A Liberal Democrat MP who traded the political arena for frontline refugee advocacy, founding a parliamentary group on Guantanamo Bay.
Sarah Teather's political journey was defined by a shift from Westminster insider to hands-on humanitarian. Elected as the Liberal Democrat MP for Brent East in a 2003 by-election, she became a distinctive voice on social justice, serving as Minister for Children and Families in the coalition government. Her conscience, however, was increasingly pulled towards international human rights. She founded the All-Party Parliamentary Group on Guantanamo Bay, challenging UK complicity, and chaired the group on refugees. In a decisive move, she left Parliament in 2015 and joined the Jesuit Refugee Service, first as an advocacy adviser and then as UK country director. This transition marked a complete realignment of her career, moving from legislating on aid to directly managing the support and legal defence of some of the world's most vulnerable people.
1965–1980
The latchkey kids. Raised during divorce, recession, and the end of the Cold War. Skeptical, self-reliant, media-literate. They invented indie culture, grunge, and the early internet — then watched the Boomers take credit.

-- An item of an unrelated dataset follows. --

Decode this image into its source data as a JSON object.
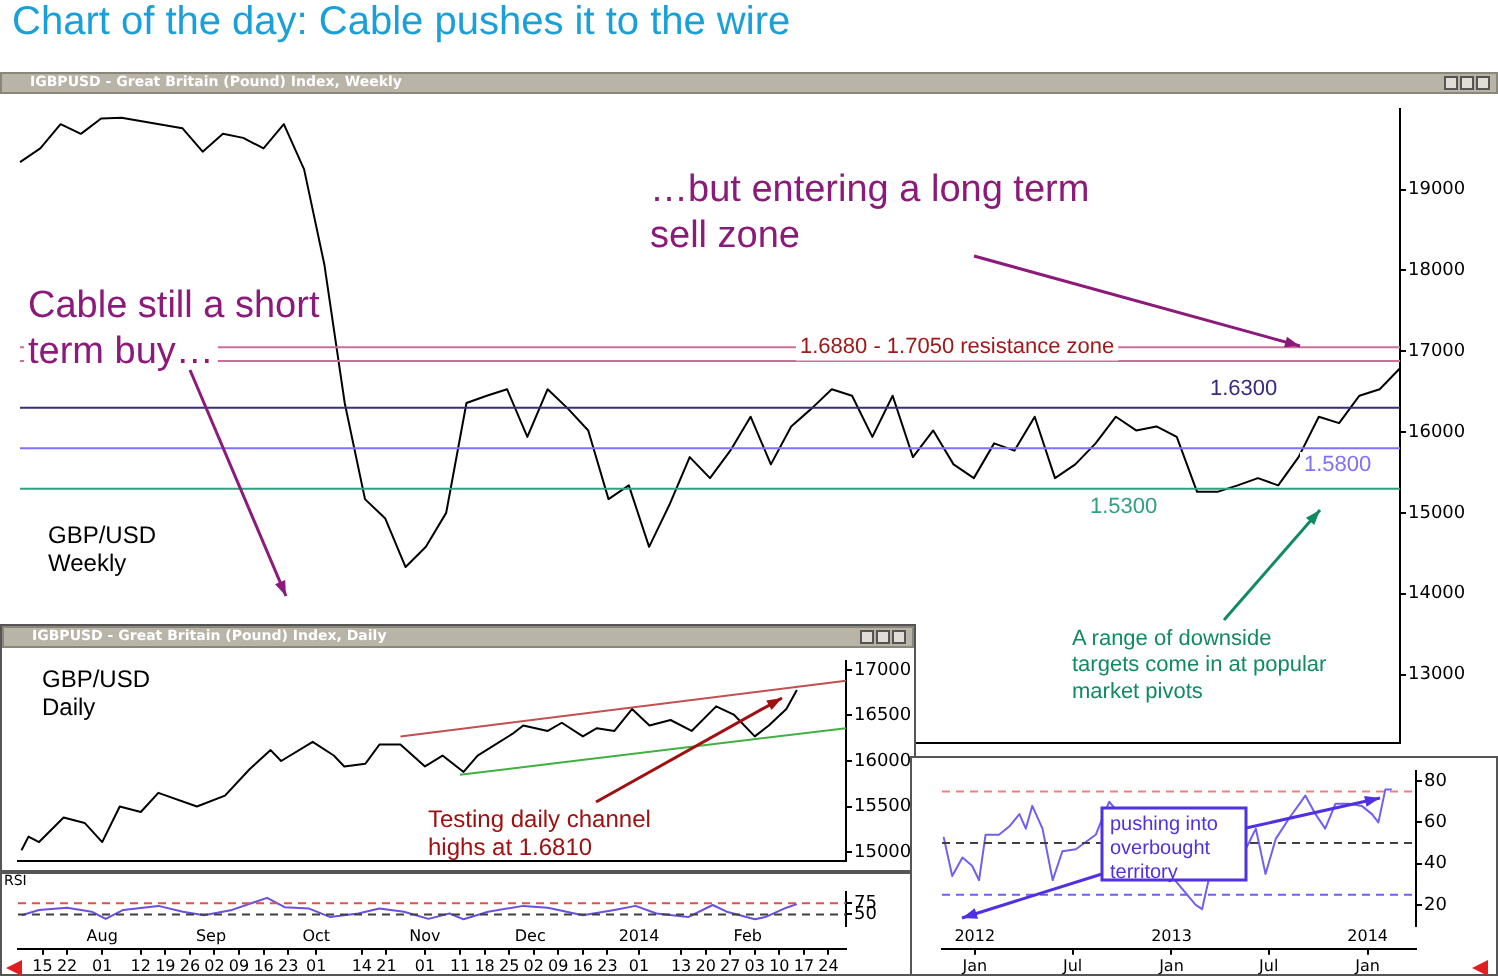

Sarah was born in 1974, placing them squarely in the Generation X. The events that shaped this generation — economic uncertainty, the end of the Cold War, and the rise of personal computing — shaped the world they entered and the choices available to them.
The biggest hits of 1974
#1 Movie
The Towering Inferno
Best Picture
The Godfather Part II
#1 TV Show
All in the Family
The world at every milestone
Nixon resigns the presidency
Iran hostage crisis begins; Three Mile Island accident
Black Monday stock market crash
Hubble Space Telescope launched; Germany reunifies
LA riots after Rodney King verdict
Oklahoma City bombing; Windows 95 released
Indian Ocean tsunami kills over 230,000
Russia annexes Crimea; Ebola outbreak in West Africa
AI reshapes industries; Paris Olympics
She was the youngest MP in the House of Commons when first elected at age 29.
She is a trained mathematician, having studied at St. John's College, Cambridge.
She was made a life peer in 2020, taking the title Baroness Teather of Brent.
“Policy is worthless if it doesn't change the reality for the person in the queue.”